Here, screenwriters Peter Straughan ("The Debt") and Bridget O'Connor (Straughan's co-writer on the charming "Sixty Six," who died in 2010) rework and simplify matters to accommodate the movie's shorter running time. Most of the time, those changes work just fine, although a few emotional glimmers -- notably the depth of Smiley's attachment to his habitually straying spouse -- get lost in the shuffle. (This "Tinker Tailor" also reflects a more contemporary Brit-tude when it comes to the Circus performers' American cousins; as is usual these days, we're the real bad guys.)

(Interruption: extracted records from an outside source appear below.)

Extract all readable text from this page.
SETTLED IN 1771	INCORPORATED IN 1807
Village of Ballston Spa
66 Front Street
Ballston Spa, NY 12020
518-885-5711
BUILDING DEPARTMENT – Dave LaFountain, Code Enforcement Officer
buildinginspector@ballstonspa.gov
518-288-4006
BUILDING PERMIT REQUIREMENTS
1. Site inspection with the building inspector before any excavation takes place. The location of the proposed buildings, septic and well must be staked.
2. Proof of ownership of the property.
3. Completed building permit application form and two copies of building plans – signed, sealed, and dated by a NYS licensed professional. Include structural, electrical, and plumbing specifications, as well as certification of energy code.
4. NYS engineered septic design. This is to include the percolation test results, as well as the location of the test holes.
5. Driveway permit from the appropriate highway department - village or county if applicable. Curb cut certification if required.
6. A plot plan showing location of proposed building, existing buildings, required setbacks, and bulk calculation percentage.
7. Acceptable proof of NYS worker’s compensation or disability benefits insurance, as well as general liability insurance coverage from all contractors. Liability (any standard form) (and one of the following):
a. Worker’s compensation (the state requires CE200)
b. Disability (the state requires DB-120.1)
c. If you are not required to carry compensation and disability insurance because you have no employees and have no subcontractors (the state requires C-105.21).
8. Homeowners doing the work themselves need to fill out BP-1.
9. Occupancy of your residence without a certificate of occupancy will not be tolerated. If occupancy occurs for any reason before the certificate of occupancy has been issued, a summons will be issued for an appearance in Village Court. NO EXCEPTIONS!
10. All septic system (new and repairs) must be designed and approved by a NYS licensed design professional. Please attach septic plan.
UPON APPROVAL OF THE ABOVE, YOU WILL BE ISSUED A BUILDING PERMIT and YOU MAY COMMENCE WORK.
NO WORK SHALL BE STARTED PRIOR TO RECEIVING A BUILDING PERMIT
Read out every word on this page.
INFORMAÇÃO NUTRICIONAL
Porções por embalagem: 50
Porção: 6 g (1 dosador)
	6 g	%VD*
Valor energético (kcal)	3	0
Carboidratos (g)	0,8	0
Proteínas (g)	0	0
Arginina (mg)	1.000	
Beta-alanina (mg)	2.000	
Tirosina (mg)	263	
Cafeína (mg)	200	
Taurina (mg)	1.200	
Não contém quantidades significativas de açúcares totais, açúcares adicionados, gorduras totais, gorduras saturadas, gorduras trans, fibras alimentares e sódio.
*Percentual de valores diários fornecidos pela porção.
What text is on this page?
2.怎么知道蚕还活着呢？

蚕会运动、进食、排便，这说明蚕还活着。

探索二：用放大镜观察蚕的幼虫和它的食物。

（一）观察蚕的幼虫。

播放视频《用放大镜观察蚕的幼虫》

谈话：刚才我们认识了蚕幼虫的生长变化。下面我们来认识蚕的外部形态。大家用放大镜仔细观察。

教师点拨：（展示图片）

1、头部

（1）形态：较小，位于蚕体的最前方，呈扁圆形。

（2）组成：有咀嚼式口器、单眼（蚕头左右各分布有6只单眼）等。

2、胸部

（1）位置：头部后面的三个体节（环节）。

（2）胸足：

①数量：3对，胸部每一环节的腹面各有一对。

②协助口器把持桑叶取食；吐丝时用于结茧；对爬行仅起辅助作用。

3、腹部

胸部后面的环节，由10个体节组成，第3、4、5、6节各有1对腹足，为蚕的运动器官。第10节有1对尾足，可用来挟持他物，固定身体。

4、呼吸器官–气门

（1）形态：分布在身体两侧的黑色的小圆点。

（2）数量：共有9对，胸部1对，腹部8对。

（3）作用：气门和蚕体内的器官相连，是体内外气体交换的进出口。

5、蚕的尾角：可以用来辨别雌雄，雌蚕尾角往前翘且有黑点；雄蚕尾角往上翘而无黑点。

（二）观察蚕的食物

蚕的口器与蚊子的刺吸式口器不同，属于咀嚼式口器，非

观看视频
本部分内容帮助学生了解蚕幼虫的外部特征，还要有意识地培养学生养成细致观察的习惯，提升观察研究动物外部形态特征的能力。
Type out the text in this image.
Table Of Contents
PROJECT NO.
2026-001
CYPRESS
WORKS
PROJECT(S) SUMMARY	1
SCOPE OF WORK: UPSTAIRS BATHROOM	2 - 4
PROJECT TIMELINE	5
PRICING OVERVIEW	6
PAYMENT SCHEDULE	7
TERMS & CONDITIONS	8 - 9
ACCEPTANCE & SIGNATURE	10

Making an impressive English-language debut, Swedish director Tomas Alfredson ("Let the Right One In"), adopts a quietly methodical pace, one ideally matched to the movie's melancholy mind games. Occasionally the leaps back and forth in time make it tough to sort out all the pieces on the cinematic chessboard, but that seems less a flaw than a canny reflection of the challenges Smiley faces as he baits and sets his trap en route to the inevitable checkmate.

In recent years, Oldman's been a stalwart supporting presence as everyone from "Harry Potter's" Sirius Black to "The Dark Knight's" Lt. Jim Gordon.

Like Smiley himself, however, Oldman clearly knows how to bide his time.

And now that "Tinker Tailor Soldier Spy" has him back where he belongs -- in the center ring -- we're reminded anew of how much power the true masters of the game can generate. Even when they're balancing on the high wire, seemingly motionless, yet conveying a world of rueful emotion just the same.